Жизнь, Живи! - страница 26



Уважать мужчину я поначалу привык за то, что он достоин… снисхождения женщины.

А с раннего детства так: дяди это существа, которые – где-то.

Папа мой – тоже дядя. И папа мой – всегда где-то.

И – тоже входящий и допустимый.

И конечно же – мамой!..

–– Чего бы поесть?..

Сунул голову в приоткрытую дверь из прихожей папа…

Ему никто не отвечает. А в комнате ощутилось что-то лишнее.

В молчании всеобщем слышится, впрочем, чуждое и неловкое: когда-то ведь он сегодня встал… где-то ведь он весь день был… и будто кто-то в этом виноват!..

–– А?.. – Папа чешет пальцем небритую щеку…

И, в любом случае, убирает свою, его, голову.

Мама, через какое-то всегда время и как бы по своему какому-то делу, неспешно идёт в сторону прихожей, за которой дальше кухня.

–– Не к спеху! – её оттуда голос.

Мама строга – в семье ко всем.

Баба Шура и сёстры – только ко мне: что уж остаётся.

Строга мама – вообще, и – необъяснимо.

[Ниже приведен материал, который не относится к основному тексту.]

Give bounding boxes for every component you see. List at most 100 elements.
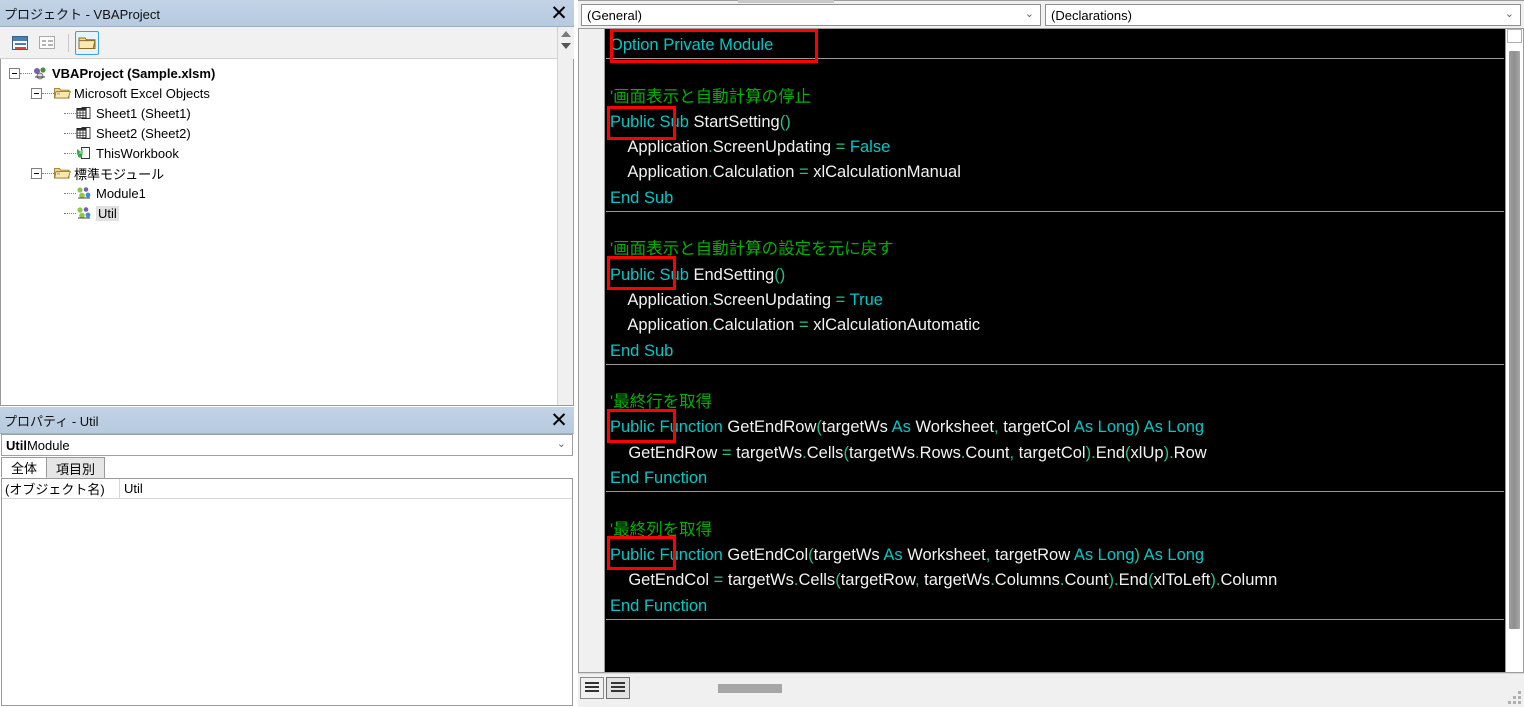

Притом строгость её – обиженной когда-то как-то раз навсегда… То есть – неумолимая!..

Даже приписать себе, любя, причину её неиссякаемой обиды, ещё ребенком, я не мог и не умел.

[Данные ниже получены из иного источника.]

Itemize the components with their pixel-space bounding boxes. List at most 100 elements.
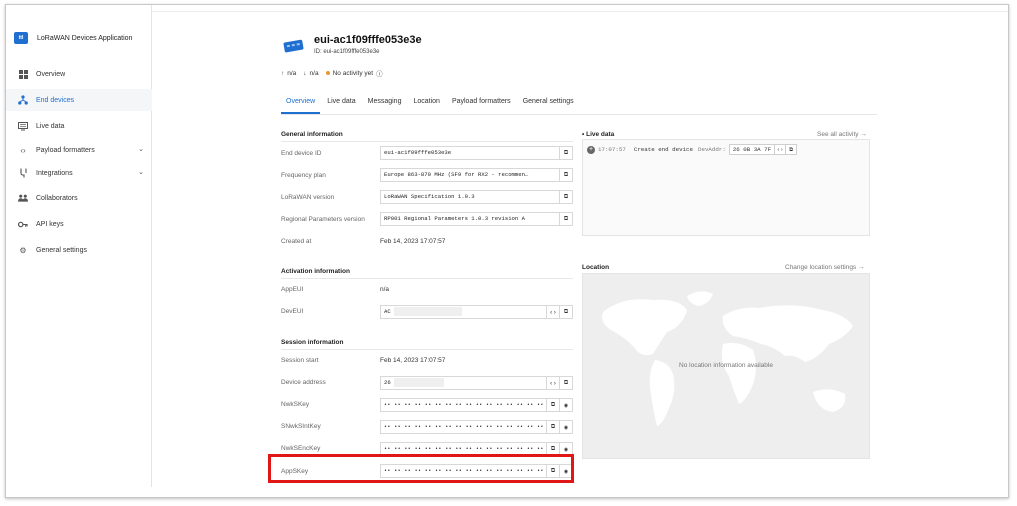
uplink-count: n/a [287, 69, 297, 77]
created-at-label: Created at [281, 238, 312, 245]
tab-payload-formatters[interactable]: Payload formatters [447, 90, 516, 114]
device-status-row: ↑ n/a ↓ n/a No activity yet ⓘ [281, 68, 386, 79]
regional-params-label: Regional Parameters version [281, 216, 365, 223]
app-eui-value: n/a [380, 286, 390, 293]
device-id-subtitle: ID: eui-ac1f09fffe053e3e [314, 49, 380, 55]
gear-icon: ⚙ [19, 245, 27, 255]
sidebar-item-payload-formatters[interactable]: ‹› Payload formatters ⌄ [6, 139, 152, 161]
sidebar-item-label: Live data [36, 122, 65, 130]
section-divider [281, 278, 573, 279]
sidebar-item-general-settings[interactable]: ⚙ General settings [6, 239, 152, 261]
copy-button[interactable]: ⧉ [559, 377, 572, 389]
tabs-divider [281, 114, 877, 115]
tab-live-data[interactable]: Live data [322, 90, 360, 114]
event-time: 17:07:57 [598, 146, 626, 153]
activity-status-dot [325, 71, 330, 75]
session-start-value: Feb 14, 2023 17:07:57 [380, 357, 446, 364]
tab-location[interactable]: Location [408, 90, 444, 114]
page-title: eui-ac1f09fffe053e3e [314, 34, 422, 46]
device-address-label: Device address [281, 379, 326, 386]
sidebar-item-integrations[interactable]: Integrations ⌄ [6, 162, 152, 184]
monitor-icon [18, 121, 28, 131]
section-divider [281, 349, 573, 350]
s-nwk-s-int-key-value: •• •• •• •• •• •• •• •• •• •• •• •• •• •… [384, 424, 544, 430]
sidebar-item-end-devices[interactable]: End devices [6, 89, 152, 111]
event-key: DevAddr: [697, 146, 726, 153]
sidebar-item-label: Overview [36, 70, 66, 78]
top-divider [152, 11, 1008, 12]
copy-button[interactable]: ⧉ [559, 169, 572, 181]
event-type: Create end device [633, 146, 693, 153]
lorawan-version-field: LoRaWAN Specification 1.0.3 ⧉ [380, 190, 573, 204]
activity-status-text: No activity yet [332, 69, 374, 77]
downlink-count: n/a [309, 69, 319, 77]
tab-bar: Overview Live data Messaging Location Pa… [281, 90, 581, 114]
live-data-title: • Live data [582, 131, 615, 138]
code-toggle-button[interactable]: ‹› [774, 144, 785, 155]
sidebar-item-label: API keys [36, 220, 64, 228]
dev-eui-value: AC [384, 308, 391, 315]
help-icon[interactable]: ⓘ [376, 68, 383, 78]
copy-button[interactable]: ⧉ [785, 144, 796, 155]
sidebar-item-api-keys[interactable]: API keys [6, 213, 152, 235]
app-logo: ttI [14, 32, 28, 44]
device-address-field: 26 ‹› ⧉ [380, 376, 573, 390]
end-device-id-field: eui-ac1f09fffe053e3e ⧉ [380, 146, 573, 160]
location-map[interactable]: No location information available [582, 273, 870, 459]
code-icon: ‹› [20, 145, 26, 155]
session-start-label: Session start [281, 357, 319, 364]
live-event-row[interactable]: + 17:07:57 Create end device DevAddr: 26… [587, 144, 798, 155]
regional-params-value: RP001 Regional Parameters 1.0.3 revision… [384, 215, 525, 222]
network-icon [18, 95, 28, 105]
end-device-id-label: End device ID [281, 150, 322, 157]
integrations-icon [18, 168, 28, 178]
redacted-mask [393, 307, 462, 317]
see-all-activity-link[interactable]: See all activity → [817, 131, 867, 138]
live-data-panel: + 17:07:57 Create end device DevAddr: 26… [582, 139, 870, 236]
lorawan-version-value: LoRaWAN Specification 1.0.3 [384, 193, 475, 200]
device-icon [283, 39, 304, 53]
frequency-plan-label: Frequency plan [281, 172, 326, 179]
s-nwk-s-int-key-field: •• •• •• •• •• •• •• •• •• •• •• •• •• •… [380, 420, 573, 434]
key-icon [18, 219, 28, 229]
redacted-mask [393, 378, 444, 388]
section-divider [281, 141, 573, 142]
lorawan-version-label: LoRaWAN version [281, 194, 335, 201]
sidebar-item-label: Integrations [36, 169, 73, 177]
sidebar-item-collaborators[interactable]: Collaborators [6, 187, 152, 209]
copy-button[interactable]: ⧉ [546, 399, 559, 411]
eye-icon[interactable]: ◉ [559, 421, 572, 433]
sidebar-item-live-data[interactable]: Live data [6, 115, 152, 137]
general-info-title: General information [281, 131, 343, 138]
code-toggle-button[interactable]: ‹› [546, 306, 559, 318]
regional-params-field: RP001 Regional Parameters 1.0.3 revision… [380, 212, 573, 226]
change-location-link[interactable]: Change location settings → [785, 264, 865, 271]
no-location-message: No location information available [679, 362, 773, 369]
code-toggle-button[interactable]: ‹› [546, 377, 559, 389]
copy-button[interactable]: ⧉ [559, 306, 572, 318]
copy-button[interactable]: ⧉ [559, 213, 572, 225]
app-s-key-highlight-box [268, 454, 574, 483]
app-header[interactable]: ttI LoRaWAN Devices Application [14, 29, 132, 47]
nwk-s-enc-key-label: NwkSEncKey [281, 445, 321, 452]
grid-icon [18, 69, 28, 79]
session-info-title: Session information [281, 339, 344, 346]
copy-button[interactable]: ⧉ [546, 421, 559, 433]
dev-addr-value: 26 0B 3A 7F [732, 146, 772, 153]
end-device-id-value: eui-ac1f09fffe053e3e [384, 149, 452, 156]
chevron-down-icon[interactable]: ⌄ [138, 145, 144, 153]
device-address-value: 26 [384, 379, 391, 386]
tab-general-settings[interactable]: General settings [518, 90, 579, 114]
frequency-plan-value: Europe 863-870 MHz (SF9 for RX2 - recomm… [384, 171, 529, 178]
tab-messaging[interactable]: Messaging [363, 90, 407, 114]
copy-button[interactable]: ⧉ [559, 191, 572, 203]
downlink-arrow-icon: ↓ [303, 69, 307, 77]
eye-icon[interactable]: ◉ [559, 399, 572, 411]
location-title: Location [582, 264, 610, 271]
sidebar-item-overview[interactable]: Overview [6, 63, 152, 85]
tab-overview[interactable]: Overview [281, 90, 321, 114]
chevron-down-icon[interactable]: ⌄ [138, 168, 144, 176]
created-at-value: Feb 14, 2023 17:07:57 [380, 238, 446, 245]
sidebar-item-label: Payload formatters [36, 146, 95, 154]
copy-button[interactable]: ⧉ [559, 147, 572, 159]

Ища для неё уюта хотя бы в своих, в моих, мыслях – самых, конечно, отчаянных – я дошёл до самой, наконец, крайности – до воспоминании о моём Миге Капли…

Обида у мамы – почувствовал я ещё ребёнком – на саму себя…

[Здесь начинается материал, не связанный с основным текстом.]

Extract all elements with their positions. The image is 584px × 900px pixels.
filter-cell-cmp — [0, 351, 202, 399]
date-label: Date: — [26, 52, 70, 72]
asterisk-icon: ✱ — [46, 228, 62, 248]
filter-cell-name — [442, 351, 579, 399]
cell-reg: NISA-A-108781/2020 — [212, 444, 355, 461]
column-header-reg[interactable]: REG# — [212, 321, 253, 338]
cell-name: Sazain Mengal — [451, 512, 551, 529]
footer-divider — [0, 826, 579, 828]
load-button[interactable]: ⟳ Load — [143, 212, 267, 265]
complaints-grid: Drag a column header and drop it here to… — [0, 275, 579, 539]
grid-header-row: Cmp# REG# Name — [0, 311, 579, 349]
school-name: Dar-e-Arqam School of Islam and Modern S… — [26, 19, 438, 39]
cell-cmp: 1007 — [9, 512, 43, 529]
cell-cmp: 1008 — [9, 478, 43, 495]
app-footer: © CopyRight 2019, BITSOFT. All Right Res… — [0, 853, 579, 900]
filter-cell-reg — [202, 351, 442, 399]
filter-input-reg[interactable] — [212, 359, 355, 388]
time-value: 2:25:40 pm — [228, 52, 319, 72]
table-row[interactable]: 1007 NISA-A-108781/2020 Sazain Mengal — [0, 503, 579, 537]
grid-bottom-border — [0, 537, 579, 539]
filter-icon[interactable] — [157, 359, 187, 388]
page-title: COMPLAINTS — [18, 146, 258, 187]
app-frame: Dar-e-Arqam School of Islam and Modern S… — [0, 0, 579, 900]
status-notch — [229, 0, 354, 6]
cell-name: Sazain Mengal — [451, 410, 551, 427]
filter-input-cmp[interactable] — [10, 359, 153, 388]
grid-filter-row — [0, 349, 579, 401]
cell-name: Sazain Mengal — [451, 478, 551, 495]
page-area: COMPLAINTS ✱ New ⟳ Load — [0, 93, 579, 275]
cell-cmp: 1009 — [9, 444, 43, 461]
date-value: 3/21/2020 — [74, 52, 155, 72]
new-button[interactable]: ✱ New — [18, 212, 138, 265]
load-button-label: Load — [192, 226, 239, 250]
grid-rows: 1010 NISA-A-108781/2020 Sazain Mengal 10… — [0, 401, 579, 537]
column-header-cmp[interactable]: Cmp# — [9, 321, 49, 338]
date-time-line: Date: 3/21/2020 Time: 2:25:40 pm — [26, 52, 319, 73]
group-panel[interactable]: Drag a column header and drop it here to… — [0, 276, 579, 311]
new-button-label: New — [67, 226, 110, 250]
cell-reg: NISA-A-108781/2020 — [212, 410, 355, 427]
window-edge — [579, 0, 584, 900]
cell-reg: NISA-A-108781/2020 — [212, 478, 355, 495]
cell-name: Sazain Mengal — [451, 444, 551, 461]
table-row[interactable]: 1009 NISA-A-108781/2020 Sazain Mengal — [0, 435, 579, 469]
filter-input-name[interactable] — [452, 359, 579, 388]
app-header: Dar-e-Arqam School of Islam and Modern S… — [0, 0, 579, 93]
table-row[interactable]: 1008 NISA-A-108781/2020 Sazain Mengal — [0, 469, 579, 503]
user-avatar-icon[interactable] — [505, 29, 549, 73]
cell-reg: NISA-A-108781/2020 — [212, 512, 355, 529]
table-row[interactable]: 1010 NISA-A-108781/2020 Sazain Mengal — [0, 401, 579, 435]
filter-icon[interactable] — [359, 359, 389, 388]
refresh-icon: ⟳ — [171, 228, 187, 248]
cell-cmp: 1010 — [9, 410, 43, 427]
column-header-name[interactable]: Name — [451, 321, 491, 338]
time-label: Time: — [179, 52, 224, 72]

Надежда разве что постоянная: вот-вот она забудется, вот-вот она отвлечётся…

И с малых лет во мне – ощущение вины.

Невольное и неутолимое ощущение вины – однако… перед лесом, перед полем, перед каждым цветком и листочком… почему-то именно и только пред тем живым, что само не может за себя постоять.

Собака может кусаться, даже мотылек может упорхнуть.

И, стоя над беззащитной травинкой, которую оберегают разве что чуткие звёзды, с самого-самого детства – строго же о себе, обо мне, (исподволь! исподволь!) разумел: жить надо для чего-то… разом всего – для Всего!..

Чувства эти во мне, в ребёнке, витали, конечно, как грёзы, как сны – притом самые прозрачные, зыбкие.

И конечно же, любое выражение на лице моей мамы – по самому значительному, стоящему того, поводу.

Ну, я и научился разгадывать малейшее выражение – так и скажу: малейшего лица.

Привык я с ранних лет и к тому, что вся наша семья в деревне – чем-то значительная.

–– Детдом! Детдом! – только и слышно в нашем доме с утра до вечера. Мой папа там – директор, мама – воспитатель, тётка – воспитатель.

В первые-то годы жизни я помню маму – только во сне: поправляет на мне одеяло…

Оглушительна и бездна: между небрежностью домашних между собой – и степенностью, даже солидностью их на людях.

Чужой кто к нам заходит – все сбегаются в прихожую: что хоть случилось?..

Но я, кто бы ни пришёл, всегда всем рад: мама улыбается, как Деду Морозу, папа как-то чуждо нетерпеливо покашливает, сёстры церемонно и умно кружат… А баба Шура обретает даже право вести разговор: про здоровье, про корову, про соседку… На всю жизнь интересно!..

Но приходят к нам редко…

Мама чуть глянет на меня с бровями сдвинутыми – и сёстры, заметив это, сразу тащат меня за обе руки в угол.

Лишь тётя Тоня ко мне иногда открыто нежна – но пугает меня своим неожиданно-прихотливым взглядом и вопросом:

–– Пащя, ты меня любищь?

И я костенею и задыхаюсь от, как ощущаю, насилия надо мною!..

Тётя Тоня так и всю жизнь: то уходила, то уезжала к своем, к её, ценным подругам.

Сёстры, неустанно скандаля, даже в школу ходили врозь.